If we name something improperly, and then talk about it, we will cause confusion and harm to ourselves and those who name it rightly. In theology, this is relevant in discussions about justification. If we name justification what others name sanctification, then arguments, sorrow and charges follow. How we name our doctrines and how we classify the elements of religion are matters of chief concern (likewise in the lesser fields of science and humanities).
Peter Lombard (d. AD 1160), significantly started his first of four books, The Sentences, with a discussion of naming. He appeals to Augustine’s On Christian Doctrine, chapter 2, as corroborating thought. Augustine and Lombard are both relevant authors in the study of historical theology, and their ideas about naming merit our attention.
Taking examples from nature, Augustine notes how smoke points to fire. It signs something behind it or under it. A footprint in the snow points to an animal of a certain kind. If physical signs signify reality, then we creatures of words need our words to correspond to reality. That is, what we name a thing must be done rightly. In fact, words are more profound in their function (relating, as they do, to our religion) than even a footprint is to an animal.
Martin Luther got this. In his Heidelberg Disputation of 1518 he charged theologians of glory with the error of naming things improperly. Namely, they name evil good and good evil. They see a thing, and the naming of the thing reveals their broken vision. This is evident in Job’s counselors (theologians of glory) who name Job’s condition wrongly. They look at the footprints of suffering, or the smoke of his life, and they draw wrong conclusions.

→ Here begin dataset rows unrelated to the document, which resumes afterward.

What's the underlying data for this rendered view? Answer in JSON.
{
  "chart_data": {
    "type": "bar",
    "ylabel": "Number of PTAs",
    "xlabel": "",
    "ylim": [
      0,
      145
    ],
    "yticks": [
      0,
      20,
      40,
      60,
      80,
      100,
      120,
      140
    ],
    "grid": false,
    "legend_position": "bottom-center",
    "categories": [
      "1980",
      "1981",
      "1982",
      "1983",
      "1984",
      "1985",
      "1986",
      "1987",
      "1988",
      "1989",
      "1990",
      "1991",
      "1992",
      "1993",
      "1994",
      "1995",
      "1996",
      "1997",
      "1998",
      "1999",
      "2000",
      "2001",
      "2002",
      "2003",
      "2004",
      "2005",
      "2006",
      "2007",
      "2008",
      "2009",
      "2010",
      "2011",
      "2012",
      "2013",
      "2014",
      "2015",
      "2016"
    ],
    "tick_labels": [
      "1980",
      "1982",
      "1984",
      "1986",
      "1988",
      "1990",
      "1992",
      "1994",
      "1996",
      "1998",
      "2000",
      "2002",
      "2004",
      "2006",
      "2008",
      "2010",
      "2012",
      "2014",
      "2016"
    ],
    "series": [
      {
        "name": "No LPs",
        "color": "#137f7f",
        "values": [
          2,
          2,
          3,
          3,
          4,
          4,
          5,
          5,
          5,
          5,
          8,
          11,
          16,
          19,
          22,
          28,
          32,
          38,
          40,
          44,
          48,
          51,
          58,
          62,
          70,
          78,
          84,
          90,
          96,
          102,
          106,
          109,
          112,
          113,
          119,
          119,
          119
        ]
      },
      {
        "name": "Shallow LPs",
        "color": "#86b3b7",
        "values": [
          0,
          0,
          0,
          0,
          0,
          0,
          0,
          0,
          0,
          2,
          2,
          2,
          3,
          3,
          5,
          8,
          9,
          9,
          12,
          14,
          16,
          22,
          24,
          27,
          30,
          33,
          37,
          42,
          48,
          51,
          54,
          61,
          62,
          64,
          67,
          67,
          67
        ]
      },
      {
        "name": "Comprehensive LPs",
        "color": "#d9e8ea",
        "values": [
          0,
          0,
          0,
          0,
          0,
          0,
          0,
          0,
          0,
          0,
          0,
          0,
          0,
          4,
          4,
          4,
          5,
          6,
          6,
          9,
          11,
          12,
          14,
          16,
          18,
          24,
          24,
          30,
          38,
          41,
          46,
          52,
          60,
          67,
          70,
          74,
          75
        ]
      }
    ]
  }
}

Luther contrasts this to Christians who name things according to the cross. A theologian of the cross names a thing what it is. He or she sees suffering and does not name it evil. Suffering is not to be escaped so that we find God behind it, but in the cross and suffering there is solidarity with Christ and identification with the Gospel (2 Thes 1:2-4). A theologian of the cross — which we can name a true disciple of Jesus (John 8:31), a disciple indeed! — does not find God behind the cross (looking around suffering), but finds God working exactly where theologians of glory miss Him.
Ironically, later commentators who read Luther’s Heidelberg Disputation (which stands for me as an emblem of the best of Luther), misname his work. They understand him to be dealing with a Theology of Glory vs. a Theology of the Cross. For example, Alister McGrath wrote, Luther’s Theology of the Cross: Martin Luther’s Theological Breakthrough. But he misnamed it. Luther was not dealing with “theologies” but “Theologians.” Indeed, there is no theology except it is embodied. To name a thing as a theology safely removes it (that is, it is not a person who is at stake, but their idea). But when it is a theologian (a real human), the the person is under a real curse and a real judging God. Theologians of glory would rather imagine theologies as opposed to theologians, as they are safe from the judgement of God (so they imagine) in their theological flights of fancy.
However, when one is a theologian of the cross, one must daily live it. It is not safe. One must bear the cross, and not simply be theologically accurate about the cross. Theological accuracy goes hand in hand with cross bearing, so that we then count it all joy when we face trials of various kinds (James 1:1-4).
Indeed, there is no theological accuracy about the cross except one live and embrace Christ crucified. A theologian of glory would let a person (himself) have one without the other. But it can never be, as God has wedded himself to the cross so that, “We preach Christ and him crucified.”
At the cross, we find God where he is most concealed. Where God is most concealed he is most revealed (accurately, and certainly). But where he is most revealed, he is most concealed — that is, the theologian of glory does not see God where he revealed himself (they glory in their claims that God cannot be certainly known).
But we know that God more than cloaked himself in flesh. His cloaking included his exposing. In suffering and the cross he was exposed to our visible inspection. And there we look upon God. Seeing Christ on the cross, we behold our creator. We don’t see the sample man among men, we see the God-Man, and we see that death is no impediment to deity.
This naked exposure of God, in the flesh, on a cross, was not for the raw experience of shame but was for worship and revelation, and the cross and suffering prove to be the divine paradigm for naming. Hence Paul in 2 Thes 1:4-5 and Philippians 1:28:
and not in any way terrified by your adversaries, which is to them a proof of perdition, but to you of salvation, and that from God.
Paul thus speaks about false theologians. The theologian of glory (a religious person who imagined that he contemplated God) saw proof of God’s perdition in the opposition brought against the saints. His vision was broken, and so his naming was faulty. He named good evil and evil good.
It turns out that these kinds of theologians of glory are not theologians at all, for they are not really studying God but idols. They are explaining the god who thinks their thoughts. In this way, they do not even merit the title theologian (I am arriving at Luther’s conclusion), for a Theo-Logian is one who studies God — Theos is the Greek word for God. There is only One God, and any study that is not of Christ, but of something else, is misnamed. Those who are not true disciples of Jesus cannot be called theologians, for they do not know God, nor can they study him. They only speak of themselves when they speak of a thing they call “G o d.”